Gita, salah satu calon Presiden Kovensi Partai Demokrat menilai langkah itu tidak menimbulkan masalah atau mengganggu mengingat Indonesia merupakan produsen sawit terbesar dunia. "Sebagai produsen utama, kekuatan tawar Indonesia sudah sangat besar," ujarnya.
"Kalau memang butuh sawit Indonesia yah harus ikut aturan Indonesia," katanya.
Produksi CPO Indonesia pada 2014 ditargetkan bisa mencapai 29,5 juta ton, meningkat dari tahun lalu yang sekitar 26,2 juta ton.
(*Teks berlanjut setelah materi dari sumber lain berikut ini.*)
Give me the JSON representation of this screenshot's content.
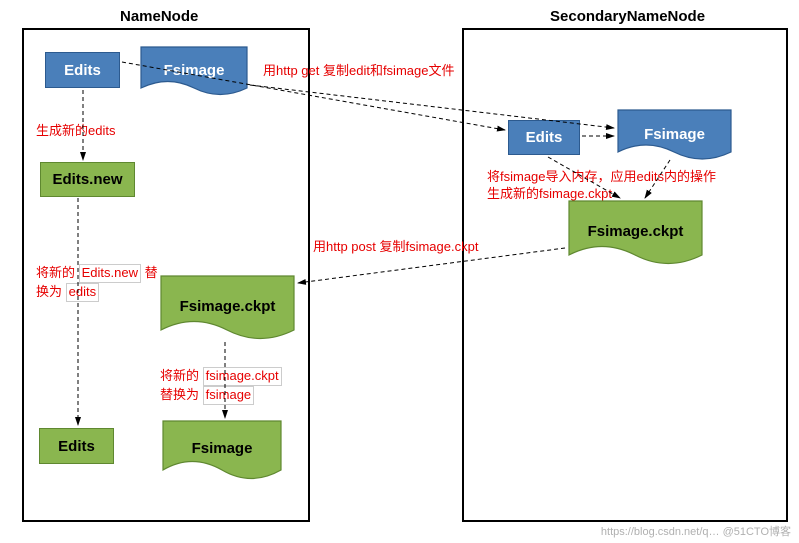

Dari jumlah produksi itu sebagian besar masih untuk ekspor karena selain permintaan banyak, kebutuhan domestik juga masih jauh di bawah produksi. Hingga kini India dan Cina masih jadi pembeli utama sawit Indonesia.
Ketua Umum Dewan Minyak Sawit Indonesia (DMSI), Derom Bangun mengatakan memang sudah seharusnya harga patokan CPO memakai Rupiah karena sebagai produsen terbesar. Produksi CPO Indonesia yang tahun ini diperkirakan bisa 29.5 juta ton hampir 50 persen dari kebutuhan dunia 2014 yang mencapai 58,3 juta ton.
Bahkan pasar dunia berharap pada 2020, produksi Indonesia mencapai 42 juta ton dari total produksi dunia 78 juta ton. "Sudah lama kita mengikuti keinginan pembeli. Jadi memang sudah saatnya untuk membuat patokan harga dengan Rupiah," katanya.
Dia memperhitungkan, kebijakan Pemerintah itu bisa menekan isu negatif komoditas tersebut dan termasuk bisa menjadi penentu harga jual di pasar sehingga otomatis harga tidak mengalami fluktuasi besar.